The City of Parkersburg is in the midst of a bitter and unseemly soap opera that is dominating the headlines and coffee shop discussions.

Mayor Bob Newell is under fire for an alleged affair with the city finance director, Ashley Flowers.  The Parkersburg News and Sentinel reports that the allegations have also raised questions about the city’s finances.  “There are questions about potentially unethical, or even illegal, use of city funds, time and property plaguing the mayor’s office.”

Flowers has said she had a relationship with the mayor, who is married.  “I want to sincerely apologize for my decision to have an affair with Bob Newell,” she said in a statement several weeks ago.  “I want to put this behind me and concentrate on my beautiful twin girls first and foremost, and second on my job and career by continuing to work hard for the taxpayers.”

But a short time after that, Flowers was arrested and charged with felony child endangerment after allegedly leaving her 22-month-old daughters alone in her car while she was at a local shopping mall.   Flowers has since been suspended from her job.

Mayor Newell hasn’t exactly denied the affair, but he did say yesterday on Metronews Talkline that his relationship with Flowers has been mischaracterized.  “All I can say is it’s been exaggerated,” Newell told me.  “I really don’t want to get much into it until we are before this panel with the evidence.”

The panel Newell referred to is a three-judge panel that will be appointed by the state Supreme Court to review allegations against the mayor once the court receives a petition from Parkersburg citizens with at least 25 valid signatures. Wood County Republican Party Chairman Rob Cornelius says they have at least 130 legal signatures and he expects the petition to be filed this week.

The petition reads that the mayor should be removed because he “has committed misconduct in office, malfeasance in office, neglected his duties as Mayor of Parkersburg, and is an ‘incompetent person’ as defined in West Virginia Code S6-6-7, his alleged actions including but not limited to gross immorality and the wasting and misappropriation of public funds.”

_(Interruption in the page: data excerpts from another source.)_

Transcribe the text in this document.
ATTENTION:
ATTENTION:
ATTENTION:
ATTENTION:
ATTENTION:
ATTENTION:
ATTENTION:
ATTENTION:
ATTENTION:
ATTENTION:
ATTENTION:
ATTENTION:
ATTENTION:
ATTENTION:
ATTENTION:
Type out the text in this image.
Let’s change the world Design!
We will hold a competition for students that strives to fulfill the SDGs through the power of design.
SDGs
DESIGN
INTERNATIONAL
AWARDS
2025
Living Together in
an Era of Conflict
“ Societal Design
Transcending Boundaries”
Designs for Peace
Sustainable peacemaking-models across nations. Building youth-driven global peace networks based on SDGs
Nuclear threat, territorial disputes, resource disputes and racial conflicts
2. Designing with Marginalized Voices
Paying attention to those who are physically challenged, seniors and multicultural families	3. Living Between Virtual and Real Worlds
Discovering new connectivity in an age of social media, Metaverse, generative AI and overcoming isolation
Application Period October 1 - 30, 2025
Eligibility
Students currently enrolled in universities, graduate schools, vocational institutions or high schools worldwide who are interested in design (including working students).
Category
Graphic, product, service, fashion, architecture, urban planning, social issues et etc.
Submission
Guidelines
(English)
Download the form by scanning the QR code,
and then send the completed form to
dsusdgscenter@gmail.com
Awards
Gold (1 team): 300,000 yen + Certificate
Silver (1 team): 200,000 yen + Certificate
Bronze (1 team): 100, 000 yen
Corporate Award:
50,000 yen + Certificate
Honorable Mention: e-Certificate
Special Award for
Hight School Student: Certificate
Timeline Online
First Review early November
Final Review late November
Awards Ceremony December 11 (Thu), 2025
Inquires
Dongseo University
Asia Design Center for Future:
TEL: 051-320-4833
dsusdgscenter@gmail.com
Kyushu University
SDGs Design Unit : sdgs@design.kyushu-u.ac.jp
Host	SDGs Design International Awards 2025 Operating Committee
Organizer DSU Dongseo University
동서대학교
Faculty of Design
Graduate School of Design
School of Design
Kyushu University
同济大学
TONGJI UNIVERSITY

Cornelius says their case against Newell has more to do with alleged financial improprieties than the sex allegations.  However, Newell says he’s confident he will be exonerated.  “I don’t fear that three-judge panel or a grand jury,” he said.  “What will come out is certainly there’s nothing criminal done, nothing unethical done, so I think people will see the relationship was very much exaggerated.”

Newell also contends the allegations have been cooked up by his long-time political foes, including one of his former opponents in the mayor’s race.  All the drama has taken its toll on the city.  The Parkersburg News and Sentinel opined a few weeks back, “It’s time for Newell and City Council to do some intense soul searching about what is best for the community they have vowed to serve.  Confidence in city government—both on the part of the citizens of Parkersburg and those on the outside looking in—must be restored.”

The best way to accomplish that is to do what both Newell and his opponents advocate: the appointment of the three-judge panel to review evidence and issue findings.   The sooner that can be accomplished, the sooner a sense of normalcy can return to Parkersburg city government.